I was starting to think we'd reached the point in the semester when there were few reference questions because everyone's gearing up for finals and actually writing the papers. And last week, that theory seemed to be holding true. To my relief, this week turned out differently.
On Tuesday, I Roamed around the library as I have been; I think I've pretty well fallen into a pattern of what areas I visit in what order. I start on the bottom floor which is actually below the 'main floor' and the front entrance. It was down here that I saw the sub-tabular snoozing student earlier in the semester, so I always keep an eye out for similar schenanigans on the bottom floor. Sadly, I've had no repeats yet.
There was a fellow sitting in the reading room who had a book with him that I recognized, so I stopped to talk. Every week I get to put books from the New Book shelves out on a simple display; just to get the book covers turned out where the students will see them. I also include some of the art books from our Oversize book collection, which normally sees little circulation. Anyway, the book I recognized was one I had put out for display the previous week. I decided that this was a good "in" for a conversation, and we got to talking for a while about the book, about his project and the libraries facilities.
I approached one group of students who were talking and writing animatedly, which seemed like a good bet they were all working on a project. It turned out they were all studying for the same test, in one of the big general survey courses. They had a big timeline which apparently had to be reproduced or properly labeled on the exam. We chatted a while about the class and the professor, whom the students regarded as tough but good. Even though I answered no reference questions, this stop and the one in the reading room were to me profitable interviews; making the case without saying so that librarians are approachable, available, and interested in the students' studies.
As I continued on my way, I noted with great amusement two or three other knots of students, holed up in the group study rooms, diagramming the same timeline on the writable walls. As I studied the diagram, one of the students looked up and saw me. I pointed to the diagram, gave a knowing smile, waved and wished her the best with the test. Her reaction said she appreciated the good wishes.

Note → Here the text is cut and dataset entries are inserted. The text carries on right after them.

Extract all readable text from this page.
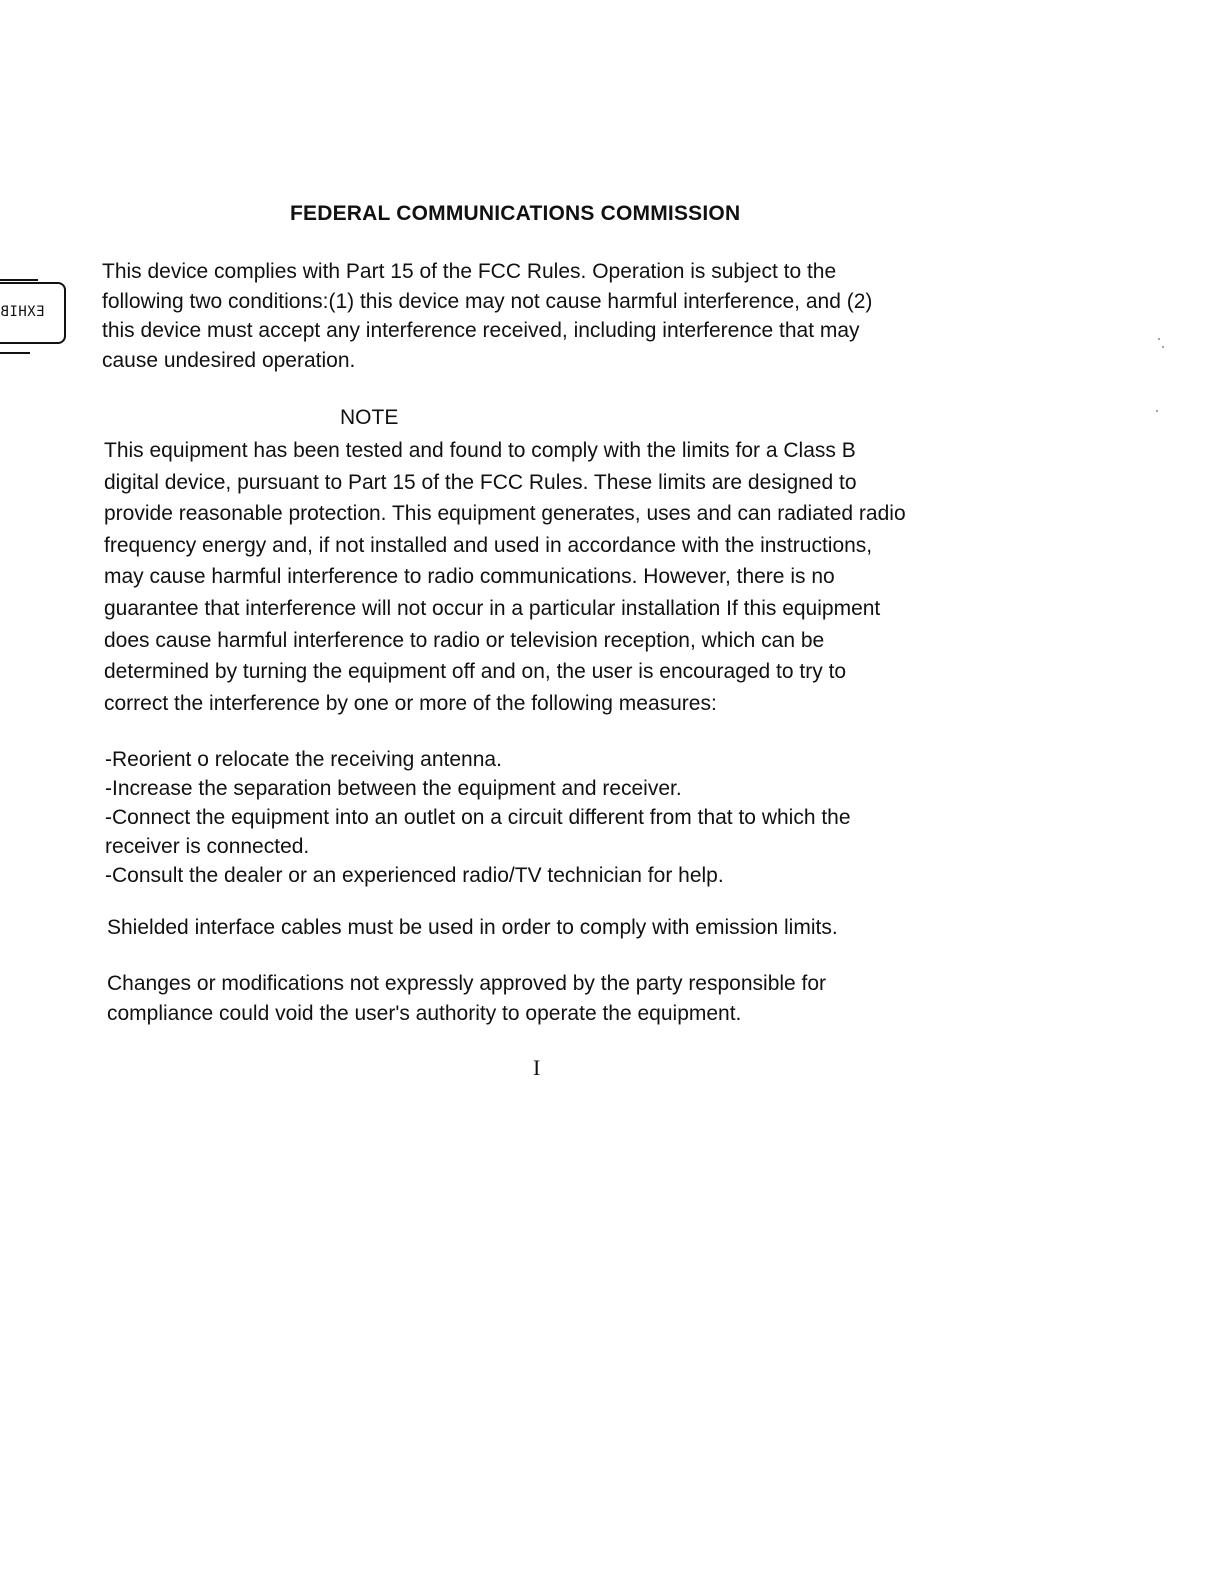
EXHIB
FEDERAL COMMUNICATIONS COMMISSION
This device complies with Part 15 of the FCC Rules. Operation is subject to the
following two conditions:(1) this device may not cause harmful interference, and (2)
this device must accept any interference received, including interference that may
cause undesired operation.
NOTE
This equipment has been tested and found to comply with the limits for a Class B
digital device, pursuant to Part 15 of the FCC Rules. These limits are designed to
provide reasonable protection. This equipment generates, uses and can radiated radio
frequency energy and, if not installed and used in accordance with the instructions,
may cause harmful interference to radio communications. However, there is no
guarantee that interference will not occur in a particular installation If this equipment
does cause harmful interference to radio or television reception, which can be
determined by turning the equipment off and on, the user is encouraged to try to
correct the interference by one or more of the following measures:
-Reorient o relocate the receiving antenna.
-Increase the separation between the equipment and receiver.
-Connect the equipment into an outlet on a circuit different from that to which the
receiver is connected.
-Consult the dealer or an experienced radio/TV technician for help.
Shielded interface cables must be used in order to comply with emission limits.
Changes or modifications not expressly approved by the party responsible for
compliance could void the user's authority to operate the equipment.
I
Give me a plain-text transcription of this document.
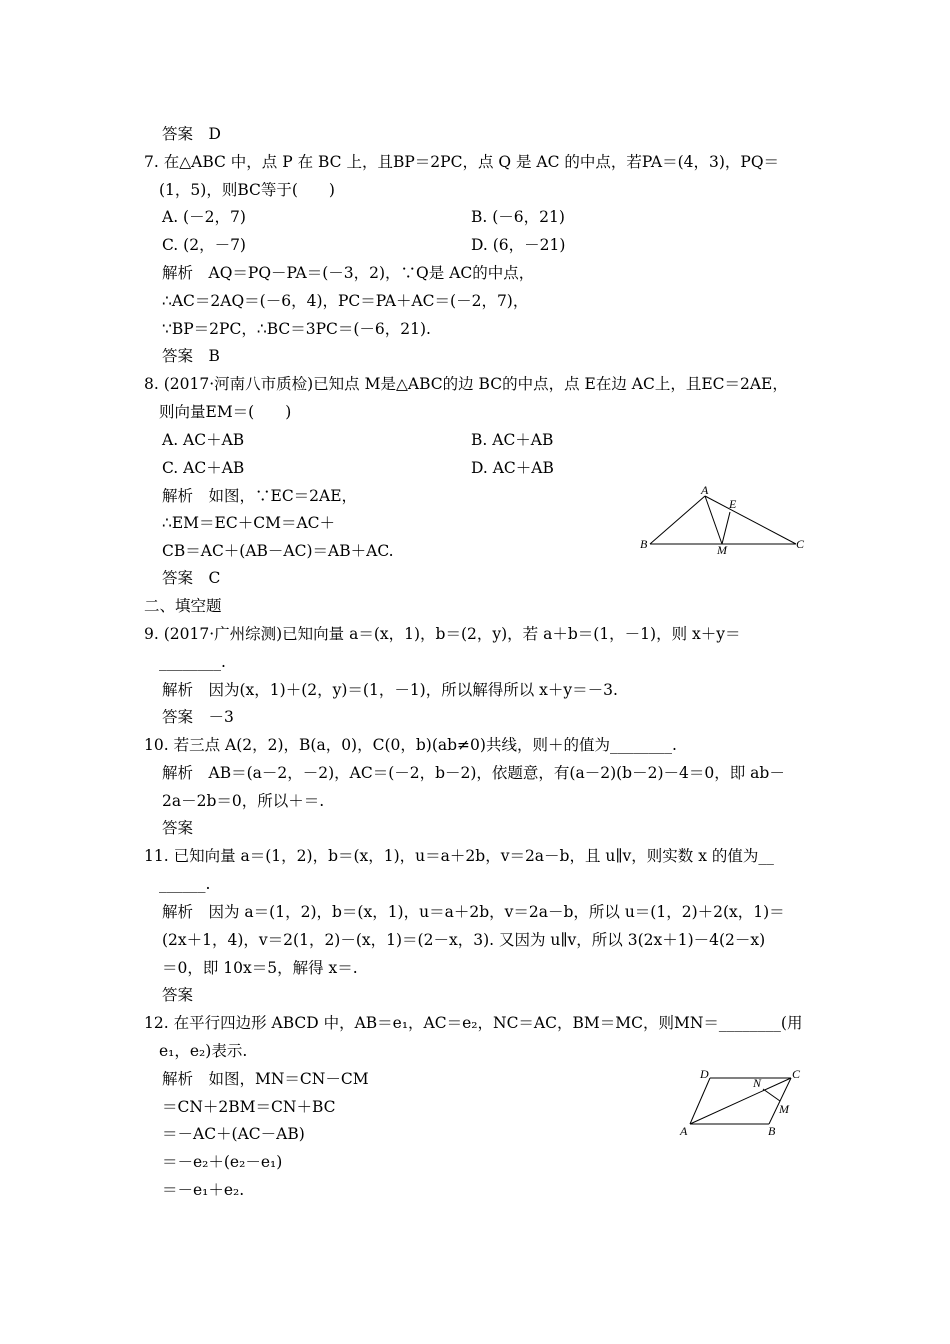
答案　D
7. 在△ABC 中，点 P 在 BC 上，且BP＝2PC，点 Q 是 AC 的中点，若PA＝(4，3)，PQ＝
(1，5)，则BC等于(　　)
A. (－2，7)	B. (－6，21)
C. (2，－7)	D. (6，－21)
解析　AQ＝PQ－PA＝(－3，2)，∵Q是 AC的中点，
∴AC＝2AQ＝(－6，4)，PC＝PA＋AC＝(－2，7)，
∵BP＝2PC，∴BC＝3PC＝(－6，21).
答案　B
8. (2017·河南八市质检)已知点 M是△ABC的边 BC的中点，点 E在边 AC上，且EC＝2AE，
则向量EM＝(　　)
A. AC＋AB	B. AC＋AB
C. AC＋AB	D. AC＋AB
解析　如图，∵EC＝2AE，
∴EM＝EC＋CM＝AC＋
CB＝AC＋(AB－AC)＝AB＋AC.
答案　C
二、填空题
9. (2017·广州综测)已知向量 a＝(x，1)，b＝(2，y)，若 a＋b＝(1，－1)，则 x＋y＝
________.
解析　因为(x，1)＋(2，y)＝(1，－1)，所以解得所以 x＋y＝－3.
答案　－3
10. 若三点 A(2，2)，B(a，0)，C(0，b)(ab≠0)共线，则＋的值为________.
解析　AB＝(a－2，－2)，AC＝(－2，b－2)，依题意，有(a－2)(b－2)－4＝0，即 ab－
2a－2b＝0，所以＋＝.
答案
11. 已知向量 a＝(1，2)，b＝(x，1)，u＝a＋2b，v＝2a－b，且 u∥v，则实数 x 的值为__
______.
解析　因为 a＝(1，2)，b＝(x，1)，u＝a＋2b，v＝2a－b，所以 u＝(1，2)＋2(x，1)＝
(2x＋1，4)，v＝2(1，2)－(x，1)＝(2－x，3). 又因为 u∥v，所以 3(2x＋1)－4(2－x)
＝0，即 10x＝5，解得 x＝.
答案
12. 在平行四边形 ABCD 中，AB＝e₁，AC＝e₂，NC＝AC，BM＝MC，则MN＝________(用
e₁，e₂)表示.
解析　如图，MN＝CN－CM
＝CN＋2BM＝CN＋BC
＝－AC＋(AC－AB)
＝－e₂＋(e₂－e₁)
＝－e₁＋e₂.
A
E
B	M	C
D
N
C
M
A	B
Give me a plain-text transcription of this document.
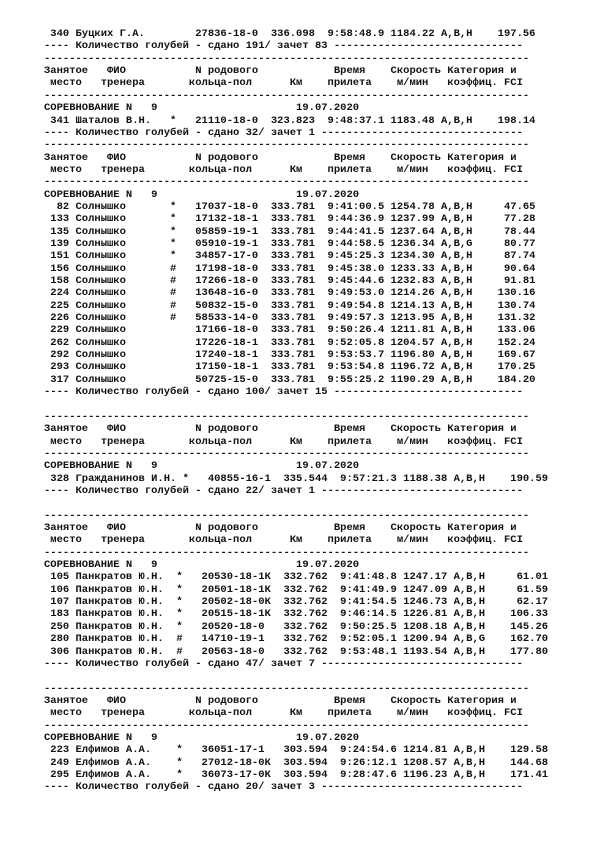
340 Буцких Г.А.        27836-18-0  336.098  9:58:48.9 1184.22 А,В,Н    197.56
---- Количество голубей - сдано 191/ зачет 83 ------------------------------
-----------------------------------------------------------------------------
Занятое   ФИО           N родового            Время    Скорость Категория и
место   тренера       кольца-пол      Км    прилета    м/мин   коэффиц. FCI
-----------------------------------------------------------------------------
СОРЕВНОВАНИЕ N   9                      19.07.2020
341 Шаталов В.Н.   *   21110-18-0  323.823  9:48:37.1 1183.48 А,В,Н    198.14
---- Количество голубей - сдано 32/ зачет 1 --------------------------------
-----------------------------------------------------------------------------
Занятое   ФИО           N родового            Время    Скорость Категория и
место   тренера       кольца-пол      Км    прилета    м/мин   коэффиц. FCI
-----------------------------------------------------------------------------
СОРЕВНОВАНИЕ N   9                      19.07.2020
82 Солнышко       *   17037-18-0  333.781  9:41:00.5 1254.78 А,В,Н     47.65
133 Солнышко       *   17132-18-1  333.781  9:44:36.9 1237.99 А,В,Н     77.28
135 Солнышко       *   05859-19-1  333.781  9:44:41.5 1237.64 А,В,Н     78.44
139 Солнышко       *   05910-19-1  333.781  9:44:58.5 1236.34 А,В,G     80.77
151 Солнышко       *   34857-17-0  333.781  9:45:25.3 1234.30 А,В,Н     87.74
156 Солнышко       #   17198-18-0  333.781  9:45:38.0 1233.33 А,В,Н     90.64
158 Солнышко       #   17266-18-0  333.781  9:45:44.6 1232.83 А,В,Н     91.81
224 Солнышко       #   13648-16-0  333.781  9:49:53.0 1214.26 А,В,Н    130.16
225 Солнышко       #   50832-15-0  333.781  9:49:54.8 1214.13 А,В,Н    130.74
226 Солнышко       #   58533-14-0  333.781  9:49:57.3 1213.95 А,В,Н    131.32
229 Солнышко           17166-18-0  333.781  9:50:26.4 1211.81 А,В,Н    133.06
262 Солнышко           17226-18-1  333.781  9:52:05.8 1204.57 А,В,Н    152.24
292 Солнышко           17240-18-1  333.781  9:53:53.7 1196.80 А,В,Н    169.67
293 Солнышко           17150-18-1  333.781  9:53:54.8 1196.72 А,В,Н    170.25
317 Солнышко           50725-15-0  333.781  9:55:25.2 1190.29 А,В,Н    184.20
---- Количество голубей - сдано 100/ зачет 15 ------------------------------
-----------------------------------------------------------------------------
Занятое   ФИО           N родового            Время    Скорость Категория и
место   тренера       кольца-пол      Км    прилета    м/мин   коэффиц. FCI
-----------------------------------------------------------------------------
СОРЕВНОВАНИЕ N   9                      19.07.2020
328 Гражданинов И.Н. *   40855-16-1  335.544  9:57:21.3 1188.38 А,В,Н    190.59
---- Количество голубей - сдано 22/ зачет 1 --------------------------------
-----------------------------------------------------------------------------
Занятое   ФИО           N родового            Время    Скорость Категория и
место   тренера       кольца-пол      Км    прилета    м/мин   коэффиц. FCI
-----------------------------------------------------------------------------
СОРЕВНОВАНИЕ N   9                      19.07.2020
105 Панкратов Ю.Н.  *   20530-18-1К  332.762  9:41:48.8 1247.17 А,В,Н     61.01
106 Панкратов Ю.Н.  *   20501-18-1К  332.762  9:41:49.9 1247.09 А,В,Н     61.59
107 Панкратов Ю.Н.  *   20502-18-0К  332.762  9:41:54.5 1246.73 А,В,Н     62.17
183 Панкратов Ю.Н.  *   20515-18-1К  332.762  9:46:14.5 1226.81 А,В,Н    106.33
250 Панкратов Ю.Н.  *   20520-18-0   332.762  9:50:25.5 1208.18 А,В,Н    145.26
280 Панкратов Ю.Н.  #   14710-19-1   332.762  9:52:05.1 1200.94 А,В,G    162.70
306 Панкратов Ю.Н.  #   20563-18-0   332.762  9:53:48.1 1193.54 А,В,Н    177.80
---- Количество голубей - сдано 47/ зачет 7 --------------------------------
-----------------------------------------------------------------------------
Занятое   ФИО           N родового            Время    Скорость Категория и
место   тренера       кольца-пол      Км    прилета    м/мин   коэффиц. FCI
-----------------------------------------------------------------------------
СОРЕВНОВАНИЕ N   9                      19.07.2020
223 Елфимов А.А.    *   36051-17-1   303.594  9:24:54.6 1214.81 А,В,Н    129.58
249 Елфимов А.А.    *   27012-18-0К  303.594  9:26:12.1 1208.57 А,В,Н    144.68
295 Елфимов А.А.    *   36073-17-0К  303.594  9:28:47.6 1196.23 А,В,Н    171.41
---- Количество голубей - сдано 20/ зачет 3 --------------------------------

Earlier the week, I was on my way back to the main desk where we store the Roaming tablets, to put it away, when I saw a student was wrangling with one of the catalog computers. It had frozen up (again), so I offered to utilize the tablet to help her find the book she wanted. This turned into an hour long search of the catalog and several databases for information on technological advances in World War One. We camped out in Class U (Military Science) and collected a pile of books before I had to depart for a meeting. The meeting, predictably, was less fun than sitting on the floor in the stacks poring over books.
I mention this because today as I was getting the tablet ready to go Roaming, one of our student workers told me very excitedly that this student I had helped lived on her floor; and I had made such an impression with my assistance that I was now her 'favorite librarian'.
Ladies and Gentlemen, it just doesn't get better than that.